Yes — complex internal passages, cooling channels, and cored geometries are produced through the sand casting process using sand cores placed in the mold before pouring. This capability is available from Great Lakes foundries that supply rough castings to Green Bay finish machining shops. Internal passages as small as 0.75 inch diameter are achievable with sand core casting; more complex serpentine or intersecting passage geometries can be produced using printed sand cores from foundries with 3D sand printing capability, eliminating core box tooling cost for prototype volumes. After casting, Green Bay CNC shops drill, bore, and tap connecting and port features to final dimensions. For hydraulic manifold bodies or fluid-passage housings common in industrial machinery, a complete workflow — cast, rough machine, finish machine, pressure test — is available through coordinated local sourcing.

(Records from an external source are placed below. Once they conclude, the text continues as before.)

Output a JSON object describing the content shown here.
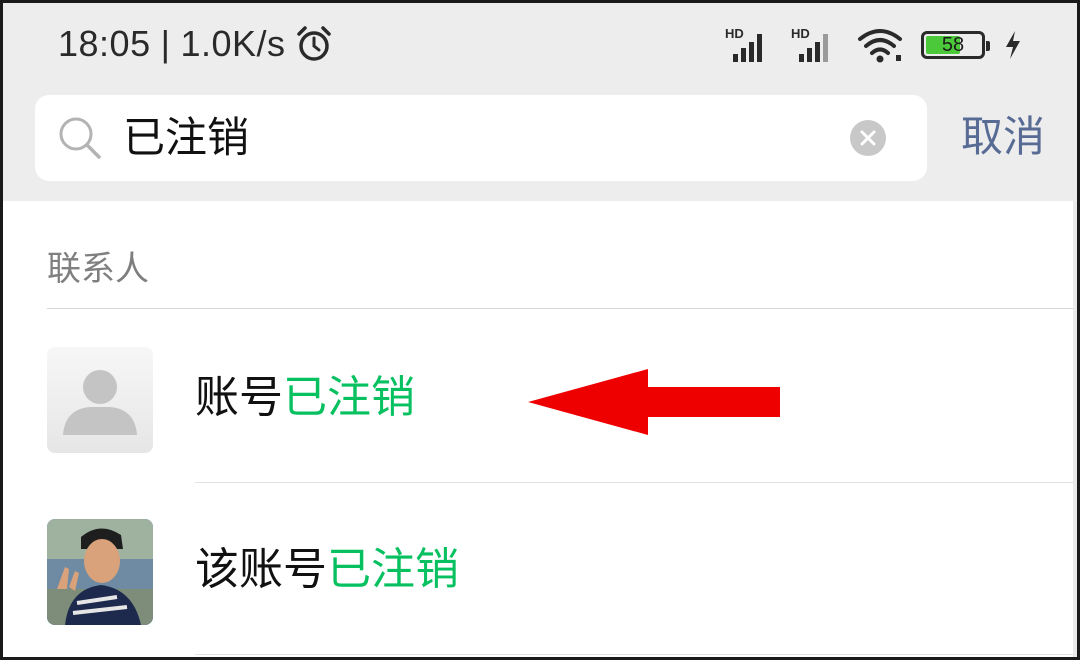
{
  "status_bar": {
    "time": "18:05",
    "separator": "|",
    "network_speed": "1.0K/s",
    "signal_label": "HD",
    "battery_level": "58",
    "icons": [
      "alarm-icon",
      "signal-icon",
      "signal-icon",
      "wifi-icon",
      "battery-icon",
      "charging-bolt-icon"
    ]
  },
  "search": {
    "query": "已注销",
    "placeholder": "",
    "cancel_label": "取消"
  },
  "results": {
    "section_title": "联系人",
    "items": [
      {
        "prefix": "账号",
        "highlight": "已注销",
        "avatar": "default-avatar"
      },
      {
        "prefix": "该账号",
        "highlight": "已注销",
        "avatar": "photo-avatar"
      }
    ]
  },
  "colors": {
    "highlight": "#07c160",
    "cancel": "#576b95",
    "header_bg": "#ededed",
    "arrow": "#ee0000"
  }
}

Lead times for cast iron machined parts depend on whether rough castings are in stock or require a new pour. For standard gray iron grades in common configurations, some Green Bay shops and their supplier foundries carry near-net castings in stock, allowing 2-3 week total lead times for machined parts. For custom castings requiring new patterns or tooling, foundry lead time runs 6-10 weeks for the first casting, then machining adds 1-3 weeks depending on complexity. Repeat production orders with established tooling at the foundry typically run 4-6 weeks cast-to-machined. Ductile iron generally follows the same timeline as gray iron from foundries equipped for both processes. ManufacturingBase's Green Bay supplier network allows buyers to query available stock and current capacity before committing to a timeline, reducing the risk of schedule surprises on production programs.